“To remain competitive in a global context and future-proof their manufacturing sector, advanced economies are embracing the Fourth Industrial Revolution and pioneering new forms of smart manufacturing whereby production combines the “Internet of Things” and digital technology to increase productivity, efficiencies and flexibility. Germany for example pursues this objective through its “Industrie 4.0” programme”. Commented Tim Davies, Managing Director, Head of Industrial & Logistics Practise Group for Colliers EMEA. 

While this is putting greater emphasis on the quality rather than the quantity of the workforce in advanced economies, low-cost manufacturers remain an important part of the global manufacturing jigsaw. They are seeing their operations shift into less advanced economies, where labour costs are low and supply is more plentiful.  

Karel Stransky, Director, EMEA Corporate Solutions: “Europe ultimately needs additional workers to avoid significant labour shortages. EU states in the Organisation for Economic Cooperation and Development (OECD) are anticipating population declines of approximately 10% by 2050, while the EU dependency ratio is expected to double, a measure reflecting the pressure on the productive population. Rural areas will be the most affected due to the continuing urbanisation trend. This begs a question over the sustainability of local labour pools. Going forward, the countries that will emerge as manufacturing winners will be those who continue to create innovative technologies in the most cost-effective manner, combined with competitive, yet affordable, wages.”

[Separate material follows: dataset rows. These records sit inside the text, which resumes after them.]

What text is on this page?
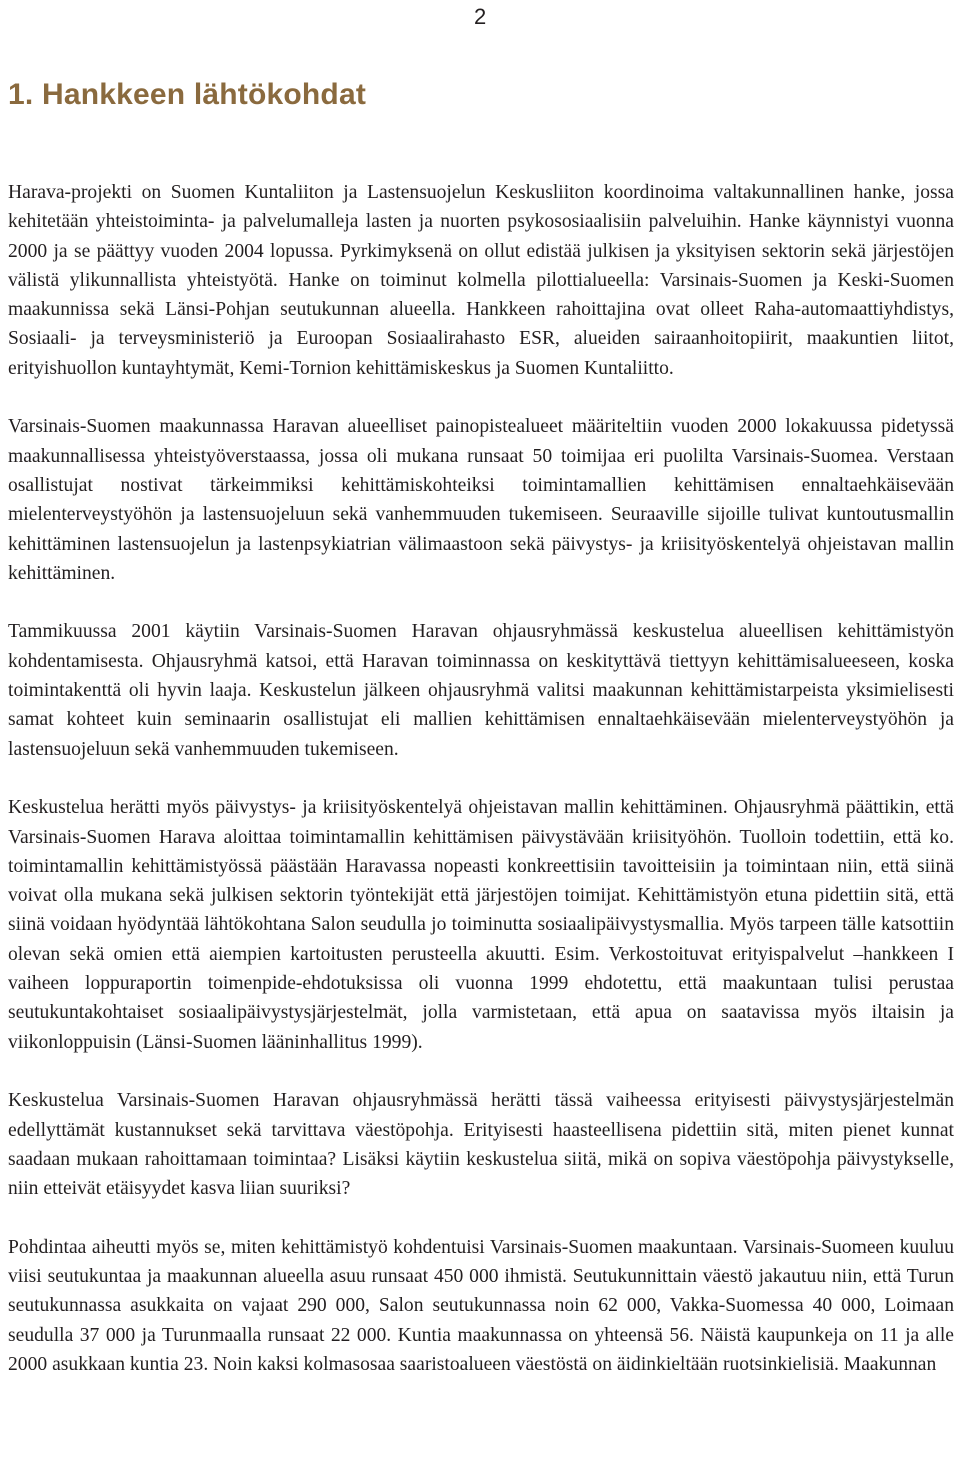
2
1. Hankkeen lähtökohdat

Harava-projekti on Suomen Kuntaliiton ja Lastensuojelun Keskusliiton koordinoima valtakunnallinen hanke, jossa kehitetään yhteistoiminta- ja palvelumalleja lasten ja nuorten psykososiaalisiin palveluihin. Hanke käynnistyi vuonna 2000 ja se päättyy vuoden 2004 lopussa. Pyrkimyksenä on ollut edistää julkisen ja yksityisen sektorin sekä järjestöjen välistä ylikunnallista yhteistyötä. Hanke on toiminut kolmella pilottialueella: Varsinais-Suomen ja Keski-Suomen maakunnissa sekä Länsi-Pohjan seutukunnan alueella. Hankkeen rahoittajina ovat olleet Raha-automaattiyhdistys, Sosiaali- ja terveysministeriö ja Euroopan Sosiaalirahasto ESR, alueiden sairaanhoitopiirit, maakuntien liitot, erityishuollon kuntayhtymät, Kemi-Tornion kehittämiskeskus ja Suomen Kuntaliitto.

Varsinais-Suomen maakunnassa Haravan alueelliset painopistealueet määriteltiin vuoden 2000 lokakuussa pidetyssä maakunnallisessa yhteistyöverstaassa, jossa oli mukana runsaat 50 toimijaa eri puolilta Varsinais-Suomea. Verstaan osallistujat nostivat tärkeimmiksi kehittämiskohteiksi toimintamallien kehittämisen ennaltaehkäisevään mielenterveystyöhön ja lastensuojeluun sekä vanhemmuuden tukemiseen. Seuraaville sijoille tulivat kuntoutusmallin kehittäminen lastensuojelun ja lastenpsykiatrian välimaastoon sekä päivystys- ja kriisityöskentelyä ohjeistavan mallin kehittäminen.

Tammikuussa 2001 käytiin Varsinais-Suomen Haravan ohjausryhmässä keskustelua alueellisen kehittämistyön kohdentamisesta. Ohjausryhmä katsoi, että Haravan toiminnassa on keskityttävä tiettyyn kehittämisalueeseen, koska toimintakenttä oli hyvin laaja. Keskustelun jälkeen ohjausryhmä valitsi maakunnan kehittämistarpeista yksimielisesti samat kohteet kuin seminaarin osallistujat eli mallien kehittämisen ennaltaehkäisevään mielenterveystyöhön ja lastensuojeluun sekä vanhemmuuden tukemiseen.

Keskustelua herätti myös päivystys- ja kriisityöskentelyä ohjeistavan mallin kehittäminen. Ohjausryhmä päättikin, että Varsinais-Suomen Harava aloittaa toimintamallin kehittämisen päivystävään kriisityöhön. Tuolloin todettiin, että ko. toimintamallin kehittämistyössä päästään Haravassa nopeasti konkreettisiin tavoitteisiin ja toimintaan niin, että siinä voivat olla mukana sekä julkisen sektorin työntekijät että järjestöjen toimijat. Kehittämistyön etuna pidettiin sitä, että siinä voidaan hyödyntää lähtökohtana Salon seudulla jo toiminutta sosiaalipäivystysmallia. Myös tarpeen tälle katsottiin olevan sekä omien että aiempien kartoitusten perusteella akuutti. Esim. Verkostoituvat erityispalvelut –hankkeen I vaiheen loppuraportin toimenpide-ehdotuksissa oli vuonna 1999 ehdotettu, että maakuntaan tulisi perustaa seutukuntakohtaiset sosiaalipäivystysjärjestelmät, jolla varmistetaan, että apua on saatavissa myös iltaisin ja viikonloppuisin (Länsi-Suomen lääninhallitus 1999).

Keskustelua Varsinais-Suomen Haravan ohjausryhmässä herätti tässä vaiheessa erityisesti päivystysjärjestelmän edellyttämät kustannukset sekä tarvittava väestöpohja. Erityisesti haasteellisena pidettiin sitä, miten pienet kunnat saadaan mukaan rahoittamaan toimintaa? Lisäksi käytiin keskustelua siitä, mikä on sopiva väestöpohja päivystykselle, niin etteivät etäisyydet kasva liian suuriksi?

Pohdintaa aiheutti myös se, miten kehittämistyö kohdentuisi Varsinais-Suomen maakuntaan. Varsinais-Suomeen kuuluu viisi seutukuntaa ja maakunnan alueella asuu runsaat 450 000 ihmistä. Seutukunnittain väestö jakautuu niin, että Turun seutukunnassa asukkaita on vajaat 290 000, Salon seutukunnassa noin 62 000, Vakka-Suomessa 40 000, Loimaan seudulla 37 000 ja Turunmaalla runsaat 22 000. Kuntia maakunnassa on yhteensä 56. Näistä kaupunkeja on 11 ja alle 2000 asukkaan kuntia 23. Noin kaksi kolmasosaa saaristoalueen väestöstä on äidinkieltään ruotsinkielisiä. Maakunnan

CEE has been one of the main beneficiaries of new productive investment in Europe in the last few decades. This has been primarily focused on a group of so-called Tier 1 countries including the Czech Republic, Poland, Slovakia and Hungary. The Czech Republic has one of the highest stocks of manufacturing FDI (Foreign Direct Investment) per capita within CEE. This investment has put local labour markets under pressure.

The Czech unemployment rate has fallen from a post crisis peak of 7.3% in 2010 to 5.1% in 2015 and is expected to fall to just above 4% by the end of 2016, the lowest level in Europe. In Poland, another regional heavyweight, the unemployment rate is predicted to fall to an all-time low of 6.2% by the end of the year. 

Meanwhile, gross average manufacturing wages have increased by nearly 50% in the Czech Republic, 57% in Slovakia, 68% in Poland and 73% in Hungary in the space of less than 10 years (2005 to 2014). 

These cyclical and structural forces are slowly redrawing the manufacturing landscape across the CEE region as we know it, and are prompting some corporates to consider alternative territories to established manufacturing hot spots.

The report  - ”Global Manufacturing Shifts: an EMEA Perspective. Production in the post-BRICs era” cites several significant factors and trends as catalysts for redrawing the manufacturing landscape:

1) Rising labour costs and labour shortages in global manufacturing hot spots are redefining the map of global manufacturing, driving growth into the next group of low cost countries such as South Eastern Europe, Turkey and Morocco.

2) Labour costs are far from being the only determining factor for locating a site or plant or in product-sourcing decisions. The need to improve speed to market and the growing demand for customised product means proximity to final consumers is increasingly important. As a result, regions/countries close to major consumer blocks that offer a good balance between cost/risk are those best placed to benefit from this trend. These include the previously mentioned countries plus South East Asia and Mexico.

3) In line with Industry 4.0, Western European supply chains are set to become increasingly automated, with robot-operated factories the norm. Port operator APM Terminals, for example, recently announced the opening of the world's first fully-automated container in Rotterdam Port. Amazon has cut its operating expenses by about 20% by using its Kiva robots, and plans to roll out this technology more extensively across Europe and Asia. 

4) Automation and technology may also enable the return of some traditionally labour intensive productions, from farther afield, as they seek to maximize speed to market.  While this will generate new real estate requirements, the overall impact on job markets is likely to be more muted and unevenly felt across skills/qualifications levels, with the low-skilled workforce set to be most impacted.

5) In CEE, tier 1 markets like Poland and the Czech Republic have become more expensive and increasingly saturated in their primary manufacturing locations. This is likely to pave the way to greater manufacturing investment, particularly by cost-sensitive industries, into “off-the beaten track” regions within these countries or deeper into South Eastern Europe and the Balkans region. Labour cost will be a key driver, with current infrastructure development across the region helping de-risk investment. EU enlargement on other hand seems to have lost momentum but remains important in the mid-long term.

6) Mediterranean countries like Turkey and Morocco are likely to capture some investment thanks to their large, young and educated workforce and their location at the crossroads of Europe and other emerging regions like Africa and the Middle East. Turkey in particular is the Western’ terminal of China’s Silk Road initiative, aimed at strengthening trade between the Far East and Europe and support China’s outward investment.